Vancouver passes rezoning for False Creek Flats plan

Vancouver's city council has passed rezoning paving the way for the gradual transformation of the False Creek Flats area

Transformation of the land, geared towards industrial uses, will include St. Paul's Hospital

The zone comprising Vancouver's False Creek Flats is centred by the rail lines extending from Pacific Central Station. (Christer Waara/CBC)

Vancouver's city council has passed rezoning paving the way for the gradual transformation of the False Creek Flats area.

The 5-4 vote — with all Vision Vancouver councillors in favour — allows the city to begin implementing its plans for False Creek Flats, a 450-hectare site bounded by Main Street, Prior Street, Knight Street and Great Northern Way.

"What we have is a great step with a clear direction, a lot more room for housing space and arts and culture space and green space to emerge," said Mayor Gregor Robertson. 

"This is a hugely important jobs initiative, given the job space we need in the city."

The area is home to more than 600 businesses ranging from manufacturing, transportation, textiles, food and beverage production to art galleries.

The goal is to increase the number of jobs in the area from 8,000 to 30,000 over the next 30 years. Many of them will be at the future St. Paul's hospital and the new Emily Carr University campus.

The city voted in favour of the overall plan in May.

A diagram from the city's rezoning proposal for False Creek Flats showing long-term plans for the area. (City of Vancouver)

Industrial use over housing

The plan preserves the area's focus on industrial land over residential space, creating only 1,400 new residential units in the area over the course of the 30-year plan. 

Anne McMullin, president of the Urban Development Institute, said the city could have done more to provide incentives for rental housing.

"While we were broadly supportive of the False Creek Flats plan, we did feel there was a missed opportunity ... particularly because of the kind of businesses and the kind of community the city is trying to build there," she said. 

Green Party Coun. Adrianne Carr voted against the rezoning, worried the new housing and amenities proposed in the region would have an adverse affect on existing businesses.

"I am worried that the housing, the retail, the restaurants that are included in parts of the area will increase land values and place pressure on industrial lands," she said.

"And artists spaces is something we heard a lot from the public.

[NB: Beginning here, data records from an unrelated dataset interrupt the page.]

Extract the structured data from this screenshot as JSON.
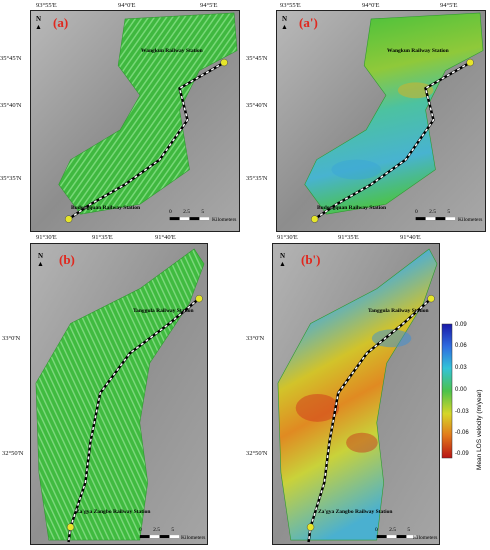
{
  "panels": {
    "a": {
      "label": "(a)",
      "top_coords": [
        "93°55'E",
        "94°0'E",
        "94°5'E"
      ],
      "left_coords": [
        "35°45'N",
        "35°40'N",
        "35°35'N"
      ],
      "stations": [
        "Wangkun Railway Station",
        "Budongquan Railway Station"
      ],
      "scale_ticks": [
        "0",
        "2.5",
        "5"
      ],
      "scale_unit": "Kilometers"
    },
    "a2": {
      "label": "(a')",
      "top_coords": [
        "93°55'E",
        "94°0'E",
        "94°5'E"
      ],
      "left_coords": [
        "35°45'N",
        "35°40'N",
        "35°35'N"
      ],
      "stations": [
        "Wangkun Railway Station",
        "Budongquan Railway Station"
      ],
      "scale_ticks": [
        "0",
        "2.5",
        "5"
      ],
      "scale_unit": "Kilometers"
    },
    "b": {
      "label": "(b)",
      "top_coords": [
        "91°30'E",
        "91°35'E",
        "91°40'E"
      ],
      "left_coords": [
        "33°0'N",
        "32°50'N"
      ],
      "stations": [
        "Tanggula Railway Station",
        "Za'gya Zangbo Railway Station"
      ],
      "scale_ticks": [
        "0",
        "2.5",
        "5"
      ],
      "scale_unit": "Kilometers"
    },
    "b2": {
      "label": "(b')",
      "top_coords": [
        "91°30'E",
        "91°35'E",
        "91°40'E"
      ],
      "left_coords": [
        "33°0'N",
        "32°50'N"
      ],
      "stations": [
        "Tanggula Railway Station",
        "Za'gya Zangbo Railway Station"
      ],
      "scale_ticks": [
        "0",
        "2.5",
        "5"
      ],
      "scale_unit": "Kilometers"
    }
  },
  "north_label": "N",
  "legend": {
    "title": "Mean LOS velocity (m/year)",
    "ticks": [
      "0.09",
      "0.06",
      "0.03",
      "0.00",
      "-0.03",
      "-0.06",
      "-0.09"
    ],
    "colors": [
      "#1a1aa8",
      "#2f6de0",
      "#33c3d8",
      "#4cc24c",
      "#d6d629",
      "#e27a1c",
      "#b81414"
    ]
  }
}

I think our goal is to ensure it is affordable, safe and available. I am not confident that we have enough measures to adequately protect that [current] space."

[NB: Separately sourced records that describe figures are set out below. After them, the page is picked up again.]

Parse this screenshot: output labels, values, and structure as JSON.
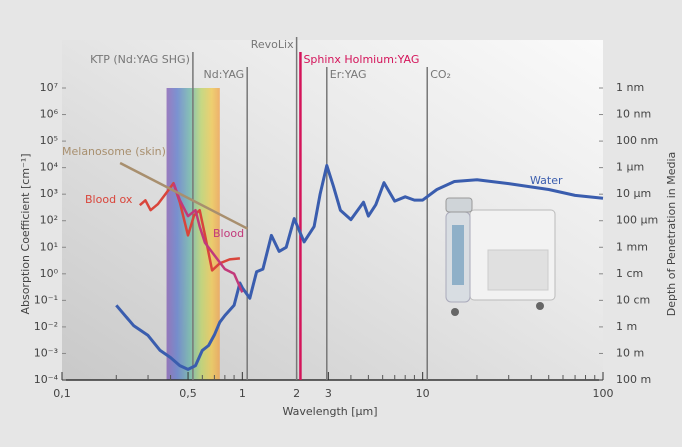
{
  "chart_data": {
    "type": "line",
    "log_x": true,
    "log_y": true,
    "x_label": "Wavelength [µm]",
    "y_label": "Absorption Coefficient [cm⁻¹]",
    "y2_label": "Depth of Penetration in Media",
    "xlim": [
      0.1,
      100
    ],
    "xticks": [
      {
        "value": 0.1,
        "label": "0,1"
      },
      {
        "value": 0.5,
        "label": "0,5"
      },
      1,
      2,
      3,
      10,
      100
    ],
    "x_minor_ticks": [
      0.2,
      0.3,
      0.4,
      0.6,
      0.7,
      0.8,
      0.9,
      4,
      5,
      6,
      7,
      8,
      9,
      20,
      30,
      40,
      50,
      60,
      70,
      80,
      90
    ],
    "ylim": [
      0.0001,
      10000000
    ],
    "yticks": [
      {
        "value": 10000000,
        "label": "10⁷"
      },
      {
        "value": 1000000,
        "label": "10⁶"
      },
      {
        "value": 100000,
        "label": "10⁵"
      },
      {
        "value": 10000,
        "label": "10⁴"
      },
      {
        "value": 1000,
        "label": "10³"
      },
      {
        "value": 100,
        "label": "10²"
      },
      {
        "value": 10,
        "label": "10¹"
      },
      {
        "value": 1,
        "label": "10⁰"
      },
      {
        "value": 0.1,
        "label": "10⁻¹"
      },
      {
        "value": 0.01,
        "label": "10⁻²"
      },
      {
        "value": 0.001,
        "label": "10⁻³"
      },
      {
        "value": 0.0001,
        "label": "10⁻⁴"
      }
    ],
    "y2lim": [
      100,
      1e-09
    ],
    "y2ticks": [
      {
        "value": 1e-09,
        "label": "1 nm"
      },
      {
        "value": 1e-08,
        "label": "10 nm"
      },
      {
        "value": 1e-07,
        "label": "100 nm"
      },
      {
        "value": 1e-06,
        "label": "1 µm"
      },
      {
        "value": 1e-05,
        "label": "10 µm"
      },
      {
        "value": 0.0001,
        "label": "100 µm"
      },
      {
        "value": 0.001,
        "label": "1 mm"
      },
      {
        "value": 0.01,
        "label": "1 cm"
      },
      {
        "value": 0.1,
        "label": "10 cm"
      },
      {
        "value": 1,
        "label": "1 m"
      },
      {
        "value": 10,
        "label": "10 m"
      },
      {
        "value": 100,
        "label": "100 m"
      }
    ],
    "visible_band": [
      0.38,
      0.75
    ],
    "lasers": [
      {
        "name": "KTP (Nd:YAG SHG)",
        "wavelength": 0.532,
        "color": "#777777"
      },
      {
        "name": "Nd:YAG",
        "wavelength": 1.064,
        "color": "#777777"
      },
      {
        "name": "RevoLix",
        "wavelength": 2.0,
        "color": "#777777"
      },
      {
        "name": "Sphinx Holmium:YAG",
        "wavelength": 2.1,
        "color": "#d4145a"
      },
      {
        "name": "Er:YAG",
        "wavelength": 2.94,
        "color": "#777777"
      },
      {
        "name": "CO₂",
        "wavelength": 10.6,
        "color": "#777777"
      }
    ],
    "series": [
      {
        "name": "Water",
        "color": "#3a5dae",
        "x": [
          0.2,
          0.25,
          0.3,
          0.35,
          0.4,
          0.45,
          0.5,
          0.55,
          0.6,
          0.65,
          0.7,
          0.75,
          0.8,
          0.9,
          0.97,
          1.0,
          1.1,
          1.2,
          1.3,
          1.45,
          1.6,
          1.75,
          1.94,
          2.2,
          2.5,
          2.7,
          2.94,
          3.2,
          3.5,
          4.0,
          4.7,
          5.0,
          5.5,
          6.1,
          7.0,
          8,
          9,
          10,
          12,
          15,
          20,
          30,
          50,
          70,
          100
        ],
        "values": [
          0.065,
          0.011,
          0.0048,
          0.0013,
          0.0007,
          0.00035,
          0.00025,
          0.00035,
          0.0013,
          0.002,
          0.005,
          0.015,
          0.027,
          0.065,
          0.45,
          0.3,
          0.12,
          1.2,
          1.5,
          28,
          7,
          10,
          120,
          16,
          60,
          1000,
          12000,
          2000,
          250,
          110,
          500,
          150,
          400,
          2700,
          550,
          800,
          600,
          600,
          1500,
          3000,
          3500,
          2500,
          1500,
          900,
          700
        ]
      },
      {
        "name": "Blood ox",
        "color": "#d9453b",
        "x": [
          0.27,
          0.29,
          0.31,
          0.34,
          0.37,
          0.415,
          0.45,
          0.5,
          0.54,
          0.58,
          0.62,
          0.68,
          0.75,
          0.85,
          0.97
        ],
        "values": [
          385,
          590,
          250,
          420,
          900,
          2600,
          500,
          28,
          160,
          250,
          30,
          1.35,
          2.5,
          3.5,
          3.8
        ]
      },
      {
        "name": "Blood",
        "color": "#c2397a",
        "x": [
          0.415,
          0.45,
          0.5,
          0.55,
          0.58,
          0.62,
          0.7,
          0.8,
          0.9,
          1.0
        ],
        "values": [
          2600,
          600,
          150,
          250,
          60,
          15,
          5,
          1.5,
          1,
          0.2
        ]
      },
      {
        "name": "Melanosome (skin)",
        "color": "#a88f6e",
        "x": [
          0.21,
          1.07
        ],
        "values": [
          15000,
          50
        ]
      }
    ]
  }
}
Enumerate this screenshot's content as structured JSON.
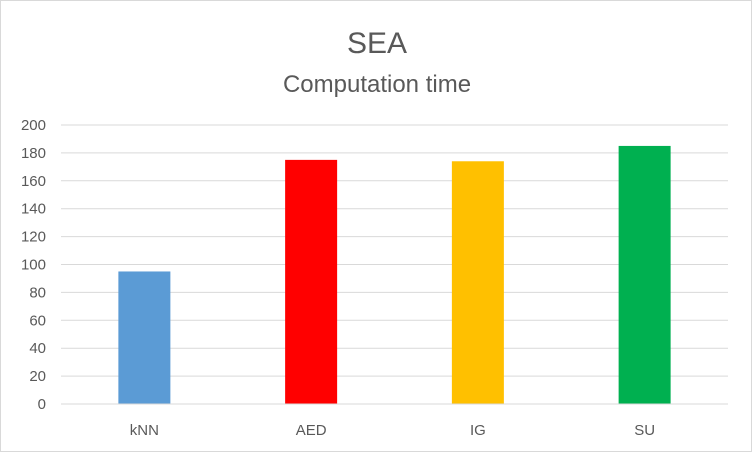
{
  "chart_data": {
    "type": "bar",
    "title": "SEA",
    "subtitle": "Computation time",
    "xlabel": "",
    "ylabel": "",
    "categories": [
      "kNN",
      "AED",
      "IG",
      "SU"
    ],
    "values": [
      95,
      175,
      174,
      185
    ],
    "colors": [
      "#5B9BD5",
      "#FF0000",
      "#FFC000",
      "#00B050"
    ],
    "ylim": [
      0,
      200
    ],
    "yticks": [
      0,
      20,
      40,
      60,
      80,
      100,
      120,
      140,
      160,
      180,
      200
    ],
    "grid": true,
    "legend": "none"
  }
}
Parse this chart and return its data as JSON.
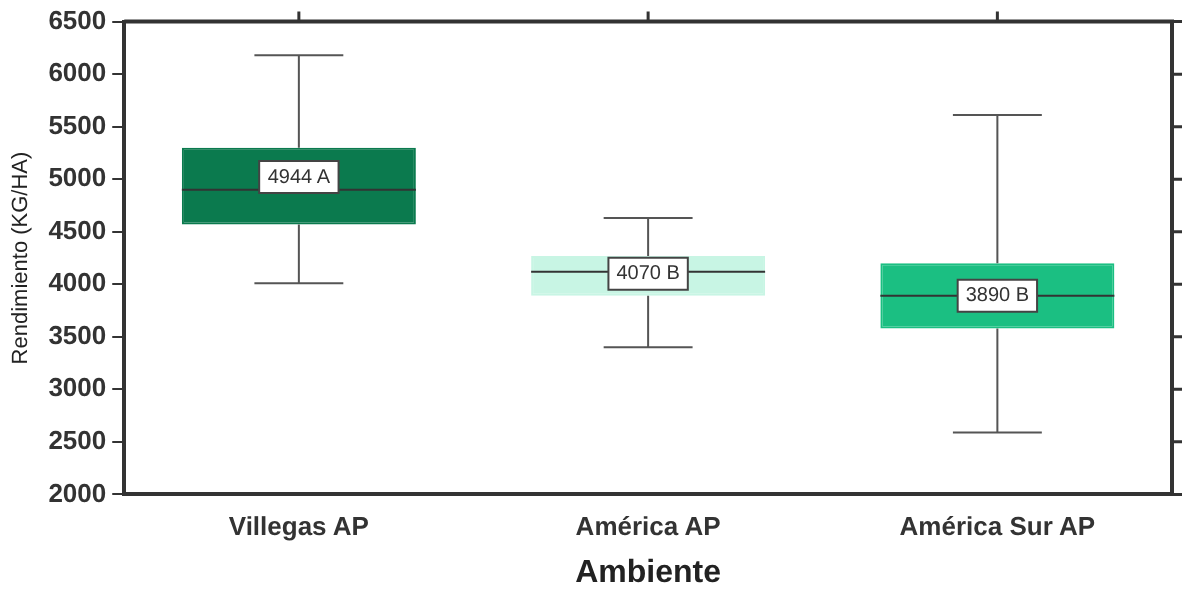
{
  "chart_data": {
    "type": "box",
    "xlabel": "Ambiente",
    "ylabel": "Rendimiento (KG/HA)",
    "categories": [
      "Villegas AP",
      "América AP",
      "América Sur AP"
    ],
    "boxes": [
      {
        "low": 4010,
        "q1": 4570,
        "median": 4900,
        "q3": 5300,
        "high": 6180
      },
      {
        "low": 3400,
        "q1": 3890,
        "median": 4120,
        "q3": 4270,
        "high": 4630
      },
      {
        "low": 2590,
        "q1": 3580,
        "median": 3890,
        "q3": 4200,
        "high": 5610
      }
    ],
    "colors": [
      "#0b7a4e",
      "#c8f5e4",
      "#1bbf82"
    ],
    "ylim": [
      2000,
      6500
    ],
    "yticks": [
      2000,
      2500,
      3000,
      3500,
      4000,
      4500,
      5000,
      5500,
      6000,
      6500
    ],
    "grid": false,
    "annotations": [
      {
        "text": "4944 A",
        "x": "Villegas AP",
        "y": 5020
      },
      {
        "text": "4070 B",
        "x": "América AP",
        "y": 4100
      },
      {
        "text": "3890 B",
        "x": "América Sur AP",
        "y": 3890
      }
    ]
  }
}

But ultimately, the city chose to approve the rezoning, with Vision councillors saying it struck a proper balance between growing the area while keeping its focus on jobs.

"I think staff have done a great job threading that needle. It's not simple, and it may not be perfect," said Robertson, "but I think this is a massive improvement and a necessary step to give certainty for the last big swath of job space here close to the downtown."